Finalmente, mi cabeza se aclaró. Era el chico de la cita rápida, que me pareció bueno, pero no atraía para nada.

- ¿A qué te refieres con por qué? Respirar el ozono, escuchar a los pájaros, disfrutar de la naturaleza y mejorar tu vitalidad. - respondió alegremente - Puedo recogerte. ¿Te llevará una hora prepararte?

- Si, por supuesto.

Ni siquiera tuve tiempo de pensar en nada. Sin entender realmente por qué, pero acepté y le di mi dirección. Sólo después de colgar el teléfono, me di cuenta de lo que había hecho, pero ya era demasiado tarde para retirarme. Miré mi reloj. Eran las siete y media, lo que significaba que sólo había dormido unas tres horas como mucho. “Okey, lo hecho, hecho esta. A lo mejor allí en la naturaleza le pregunto si quiere casarse conmigo y aclaro la situación.” – pensé y rápidamente corrí a la ducha y luego a mi armario.

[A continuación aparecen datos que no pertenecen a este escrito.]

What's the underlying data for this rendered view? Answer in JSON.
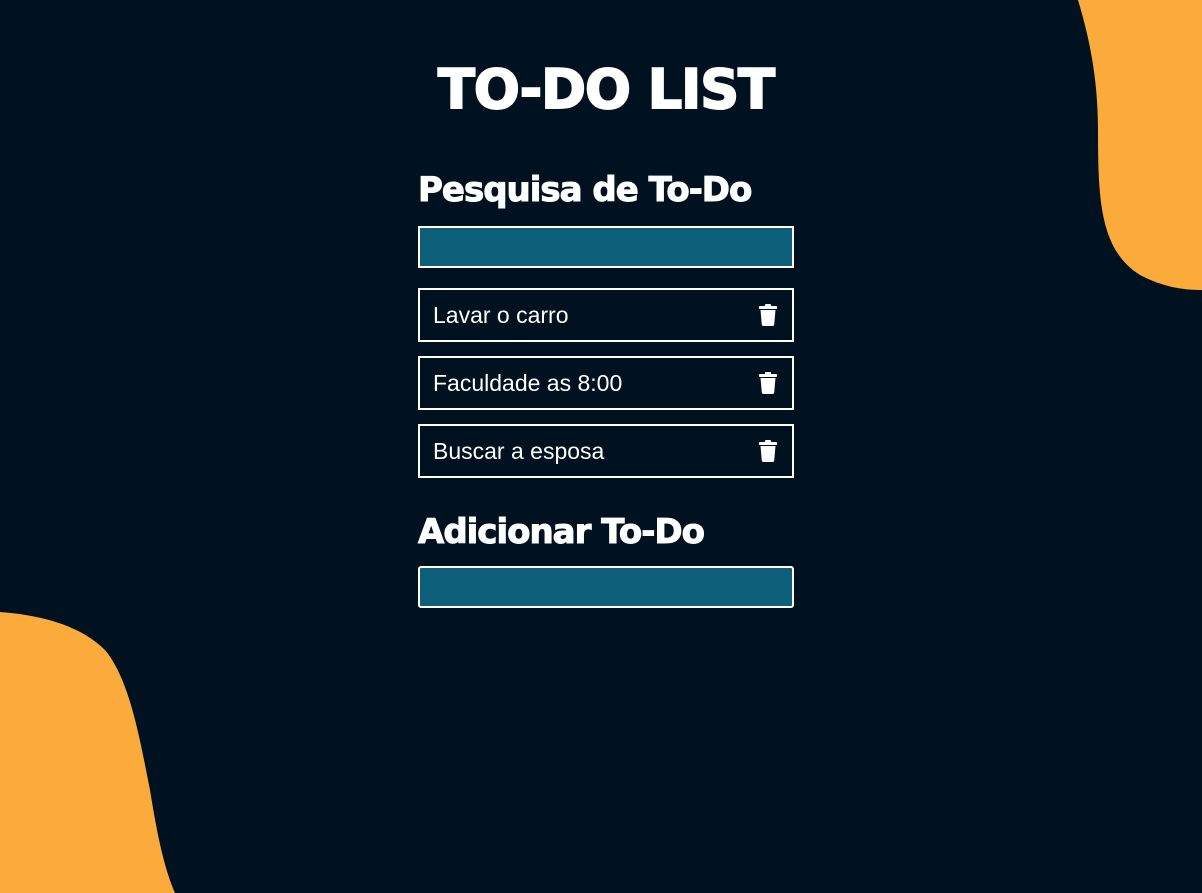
{
  "app": {
    "title": "TO-DO LIST"
  },
  "search": {
    "heading": "Pesquisa de To-Do",
    "value": "",
    "placeholder": ""
  },
  "todos": [
    {
      "text": "Lavar o carro",
      "icon": "trash-icon"
    },
    {
      "text": "Faculdade as 8:00",
      "icon": "trash-icon"
    },
    {
      "text": "Buscar a esposa",
      "icon": "trash-icon"
    }
  ],
  "add": {
    "heading": "Adicionar To-Do",
    "value": "",
    "placeholder": ""
  },
  "colors": {
    "background": "#001120",
    "accent_blob": "#fbab3c",
    "input_fill": "#0d5f7a",
    "text": "#ffffff"
  }
}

En algún lugar de sus entrañas estaba mi chándal, que compré hace unos cuatro años y, honestamente, usé diez veces para ir al gimnasio con Amanda, quien quería perder peso con urgencia después del nacimiento de gemelos.

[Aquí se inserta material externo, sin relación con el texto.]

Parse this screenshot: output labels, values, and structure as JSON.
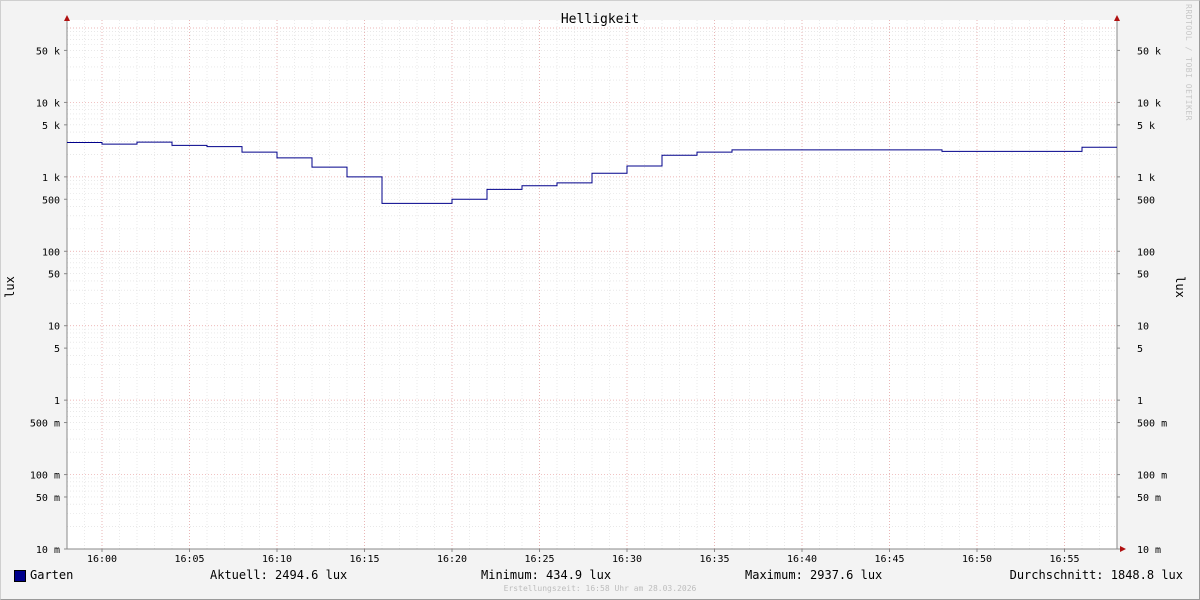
{
  "chart_data": {
    "type": "line",
    "title": "Helligkeit",
    "ylabel": "lux",
    "yscale": "log",
    "ylim": [
      0.01,
      100000
    ],
    "y_ticks": [
      {
        "value": 50000,
        "label": "50 k"
      },
      {
        "value": 10000,
        "label": "10 k"
      },
      {
        "value": 5000,
        "label": "5 k"
      },
      {
        "value": 1000,
        "label": "1 k"
      },
      {
        "value": 500,
        "label": "500"
      },
      {
        "value": 100,
        "label": "100"
      },
      {
        "value": 50,
        "label": "50"
      },
      {
        "value": 10,
        "label": "10"
      },
      {
        "value": 5,
        "label": "5"
      },
      {
        "value": 1,
        "label": "1"
      },
      {
        "value": 0.5,
        "label": "500 m"
      },
      {
        "value": 0.1,
        "label": "100 m"
      },
      {
        "value": 0.05,
        "label": "50 m"
      },
      {
        "value": 0.01,
        "label": "10 m"
      }
    ],
    "x_ticks": [
      "16:00",
      "16:05",
      "16:10",
      "16:15",
      "16:20",
      "16:25",
      "16:30",
      "16:35",
      "16:40",
      "16:45",
      "16:50",
      "16:55"
    ],
    "xlim": [
      "15:58",
      "16:58"
    ],
    "grid": true,
    "step": true,
    "series": [
      {
        "name": "Garten",
        "color": "#00008b",
        "points": [
          [
            "15:58",
            2900
          ],
          [
            "16:00",
            2750
          ],
          [
            "16:02",
            2930
          ],
          [
            "16:04",
            2650
          ],
          [
            "16:06",
            2550
          ],
          [
            "16:08",
            2150
          ],
          [
            "16:10",
            1800
          ],
          [
            "16:12",
            1350
          ],
          [
            "16:14",
            1000
          ],
          [
            "16:16",
            440
          ],
          [
            "16:20",
            500
          ],
          [
            "16:22",
            680
          ],
          [
            "16:24",
            760
          ],
          [
            "16:26",
            830
          ],
          [
            "16:28",
            1120
          ],
          [
            "16:30",
            1400
          ],
          [
            "16:32",
            1950
          ],
          [
            "16:34",
            2150
          ],
          [
            "16:36",
            2300
          ],
          [
            "16:48",
            2200
          ],
          [
            "16:56",
            2500
          ],
          [
            "16:58",
            2500
          ]
        ]
      }
    ]
  },
  "legend": {
    "series_name": "Garten",
    "current": "Aktuell: 2494.6 lux",
    "minimum": "Minimum: 434.9 lux",
    "maximum": "Maximum: 2937.6 lux",
    "average": "Durchschnitt: 1848.8 lux"
  },
  "footer": "Erstellungszeit: 16:58 Uhr am 28.03.2026",
  "credit": "RRDTOOL / TOBI OETIKER"
}
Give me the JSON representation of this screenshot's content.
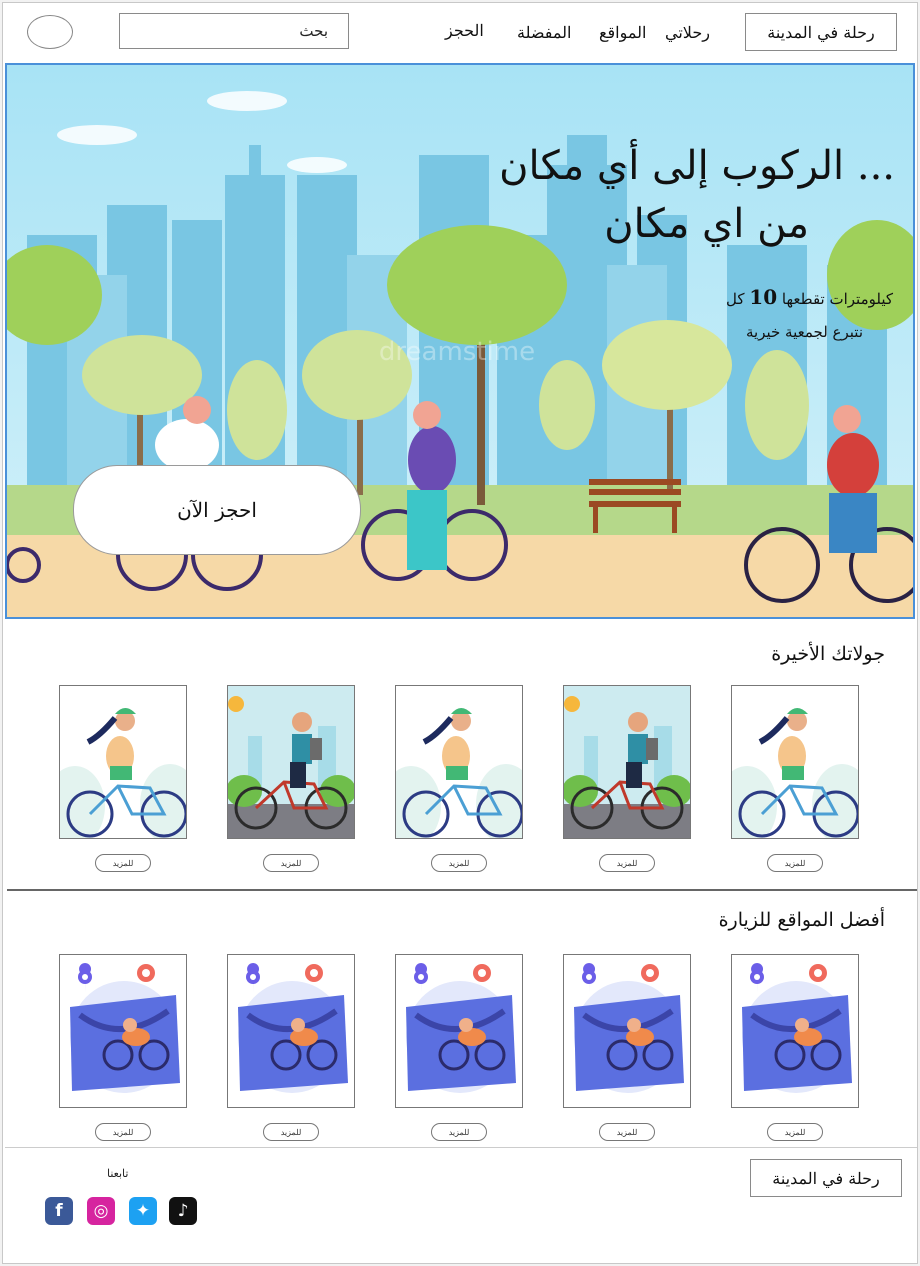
{
  "header": {
    "brand": "رحلة في المدينة",
    "search_text": "بحث",
    "nav": [
      "رحلاتي",
      "المواقع",
      "المفضلة",
      "الحجز"
    ]
  },
  "hero": {
    "title_line1": "الركوب إلى أي مكان ...",
    "title_line2": "من اي مكان",
    "desc_prefix": "كل",
    "desc_number": "10",
    "desc_suffix": "كيلومترات تقطعها",
    "desc_line2": "نتبرع لجمعية خيرية",
    "watermark": "dreamstime",
    "book_button": "احجز الآن"
  },
  "recent_tours": {
    "title": "جولاتك الأخيرة",
    "items": [
      {
        "image": "cyclist-woman",
        "button": "للمزيد"
      },
      {
        "image": "cyclist-man",
        "button": "للمزيد"
      },
      {
        "image": "cyclist-woman",
        "button": "للمزيد"
      },
      {
        "image": "cyclist-man",
        "button": "للمزيد"
      },
      {
        "image": "cyclist-woman",
        "button": "للمزيد"
      }
    ]
  },
  "best_places": {
    "title": "أفضل المواقع للزيارة",
    "items": [
      {
        "image": "map-cyclist",
        "button": "للمزيد"
      },
      {
        "image": "map-cyclist",
        "button": "للمزيد"
      },
      {
        "image": "map-cyclist",
        "button": "للمزيد"
      },
      {
        "image": "map-cyclist",
        "button": "للمزيد"
      },
      {
        "image": "map-cyclist",
        "button": "للمزيد"
      }
    ]
  },
  "footer": {
    "brand": "رحلة في المدينة",
    "follow_label": "تابعنا",
    "social": [
      {
        "icon": "tiktok-icon",
        "color": "#111111"
      },
      {
        "icon": "twitter-icon",
        "color": "#1da1f2"
      },
      {
        "icon": "instagram-icon",
        "color": "#d6249f"
      },
      {
        "icon": "facebook-icon",
        "color": "#3b5998"
      }
    ]
  }
}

En realidad, fue idea suya inscribirse en el gimnasio y obtener una entrada libre a cualquier hora, porque no sabía, cuándo podría dejar los niños con suegra y como fue lógico nos quedamos sin el entrenador. A pesar de todas nuestras convicciones de que le resultaría difícil salir de casa, no podría dejar constantemente a los niños y que la mejor manera sería comprar algún tipo de aparato deportivo o una plataforma vibratoria.

- No sé cómo se puede hacer deporte en un lugar donde hay un sofá, wifi y dos niños gritando. – explicó ella. - No. Necesito un gimnasio.

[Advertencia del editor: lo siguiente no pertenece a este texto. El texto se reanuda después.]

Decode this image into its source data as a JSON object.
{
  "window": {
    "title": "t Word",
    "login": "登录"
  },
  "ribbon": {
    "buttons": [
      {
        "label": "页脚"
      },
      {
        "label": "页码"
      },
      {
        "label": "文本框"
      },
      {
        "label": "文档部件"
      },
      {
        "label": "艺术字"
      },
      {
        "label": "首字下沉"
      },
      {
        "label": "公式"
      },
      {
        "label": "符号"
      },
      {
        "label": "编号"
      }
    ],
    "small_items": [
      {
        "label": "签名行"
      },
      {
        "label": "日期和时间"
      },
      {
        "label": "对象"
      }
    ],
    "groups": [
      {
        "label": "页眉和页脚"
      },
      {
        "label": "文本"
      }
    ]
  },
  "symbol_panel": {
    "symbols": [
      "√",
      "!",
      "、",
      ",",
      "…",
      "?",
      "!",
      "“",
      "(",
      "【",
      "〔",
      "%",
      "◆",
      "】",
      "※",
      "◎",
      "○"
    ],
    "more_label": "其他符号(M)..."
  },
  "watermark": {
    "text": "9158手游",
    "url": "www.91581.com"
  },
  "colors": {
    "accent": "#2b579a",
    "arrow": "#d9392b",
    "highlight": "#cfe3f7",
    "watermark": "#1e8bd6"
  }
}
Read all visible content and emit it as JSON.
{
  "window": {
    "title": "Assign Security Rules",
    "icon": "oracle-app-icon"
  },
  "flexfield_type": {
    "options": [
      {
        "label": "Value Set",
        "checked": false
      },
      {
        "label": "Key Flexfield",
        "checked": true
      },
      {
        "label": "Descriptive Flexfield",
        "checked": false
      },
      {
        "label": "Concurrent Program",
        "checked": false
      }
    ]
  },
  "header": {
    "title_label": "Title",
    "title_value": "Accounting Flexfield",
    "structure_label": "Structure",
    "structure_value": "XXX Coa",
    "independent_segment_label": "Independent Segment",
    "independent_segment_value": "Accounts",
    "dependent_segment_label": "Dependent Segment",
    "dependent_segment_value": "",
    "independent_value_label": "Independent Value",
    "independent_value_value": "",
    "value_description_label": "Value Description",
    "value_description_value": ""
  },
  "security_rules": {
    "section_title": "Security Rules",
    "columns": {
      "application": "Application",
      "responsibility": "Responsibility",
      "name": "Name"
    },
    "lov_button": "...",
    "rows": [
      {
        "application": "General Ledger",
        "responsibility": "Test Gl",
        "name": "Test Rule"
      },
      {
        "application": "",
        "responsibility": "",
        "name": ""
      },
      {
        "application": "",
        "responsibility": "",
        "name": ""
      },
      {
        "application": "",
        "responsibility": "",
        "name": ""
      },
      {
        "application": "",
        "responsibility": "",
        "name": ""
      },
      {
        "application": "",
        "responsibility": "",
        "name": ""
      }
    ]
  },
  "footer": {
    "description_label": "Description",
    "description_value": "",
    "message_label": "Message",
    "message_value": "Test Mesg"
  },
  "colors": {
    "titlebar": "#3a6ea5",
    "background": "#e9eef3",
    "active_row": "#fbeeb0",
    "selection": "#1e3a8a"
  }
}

Pero como era de esperar, después de diez días, en las que deambulábamos sin rumbo por el gimnasio, probando un aparato u otro y sin recibir ninguna explicación y concejo nos dimos por vencidas. Desde entonces yo no pisé ni un pole deportivo.

Rebusqué en todo el armario, pero el chándal no estaba. Esa fue la primera señal, pero ni hice caso. Tuve que ponerme unos pantalones cortos y una camiseta, que llevaba mientras caminaba por la playa de Canarias. Lo bueno era que, por lo menos, las zapatillas estaban en su lugar.

Cuando sonó el telefonillo del portero automático, ya estaba lista, pero sin desayunar. Me pareció poco educado dejarlo allí abajo esperándome, mientras desayunaría, por eso bajé rápidamente, pensando hacerlo en la cafetería.

 Walter me esperaba delante la entrada a mi portal en su moto deportiva. La moto fue la segunda señal. Nunca me subí a este tipo de transporte, porque una vez mi padre, cuando yo tenía catorce años, me mostró las estadísticas de accidentes con coches y motos. La diferencia era visible. Entonces dijo que dos ruedas no son nada confiables y solo una persona que no valora su vida se sube a una moto, aunque él mismo lo hacía más de una vez.

- Te ves genial, pero tu atuendo no es del todo adecuado para nuestro paseo. - afirmó Walter examinándome.

- ¿Por qué?

- Porque el bosque no es un parque urbano. - él sonrió. - Pero está bien, tengo algo para ti.

Él sacó de su maletero un casco y una chaqueta.

-Cuando llegamos a nuestro centro, buscaré algunas mallas largas, - dijo él, ayudándome poner todo eso.

 Su sincera preocupación por mí me conquistó y me olvidé del desayuno y de las palabras de mi padre. Ajusté el casco y con dificultad me subí a la moto, ignorando la segunda señal. Comparado con lo que me esperaba, el viaje en el aterrador vehículo fue casi fabuloso.

En el centro deportivo nos estaban esperando unas ocho personas: cuatro mujeres, dos hombres u dos niños de unos diez o doce años. Como prometió Walter, me encontró unas mallas, pero decidí no ponerlas, porque no sabía de quien eran y no olían a limpio.